Knowing the demands of college-level writing will help you avoid a professor’s red pen and receive a well-deserved "A" on your final paper. College writing demands clear and specific language without some of the phrasing or shortcuts you would use with friends and family. Once you know the difference between college-level writing and casual writing, the clarity, consistency and polish of your work will please your professors.
Most college-level writing requires standard, or middle, diction: clear writing that avoids slang or other too-casual language. To change casual diction to standard diction, replace slang and euphemisms with their straightforward meanings. For example, you could change "The guy got killed in the race by that bum" to "The man lost the race to a weaker opponent." Standard diction should not use artificially elevated language, however. For example, "The competitor failed to traverse as rapidly as his inferior adversary" is too unclear and awkward for college-level writing.

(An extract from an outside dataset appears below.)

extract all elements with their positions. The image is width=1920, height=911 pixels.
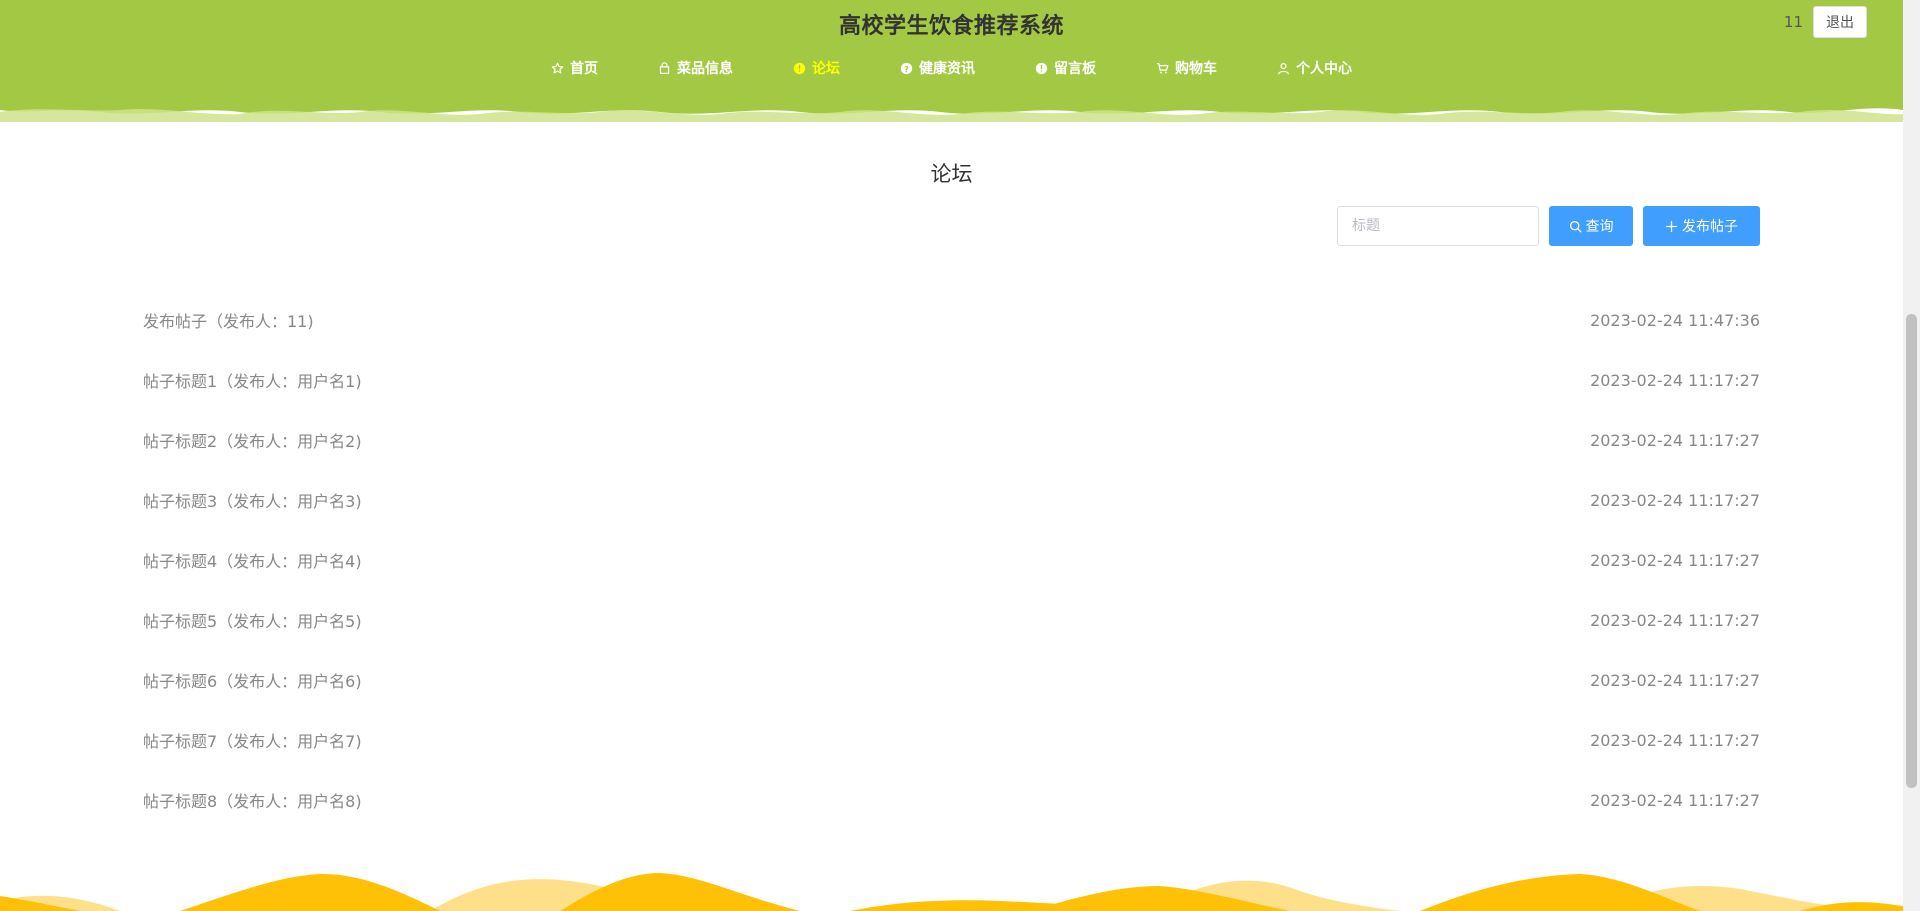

College essays, unlike casual emails or letters to friends, generally require a thesis statement. A thesis statement explains to the reader what you intend to prove in the paper, what proof you will use, or -- in a nonpersuasive research paper -- what aspects of the topic you will cover. Even if a professor does not ask for a thesis statement, including one focuses your essay around a clear idea, which improves the quality and structure of your writing.
If you write a persuasive essay or research paper in college, citing authoritative sources supports your claims beyond your personal opinion. Your college library contains resources for choosing credible academic sources. You must attribute sources using a formatting style such as MLA or APA. Professors usually state their preference in the assignment prompt. If they have no preference, choose a comfortable style and keep your citations and footnotes consistent throughout the assignment.
Similarities to Casual Writing
Though differences exist between casual and college-level writing, in both cases your goal is clear writing that conveys your intended message. Do not use elaborate synonyms for words when a simpler word conveys the same meaning without being slang. Additionally, first-person writing, which uses “I” or “we,” is acceptable for most college writing if the “I” is necessary -- for example, when discussing a lab experiment, you can use language such as “I added the acid to the beaker” instead of the awkward passive voice, as in “acid was added to the beaker.”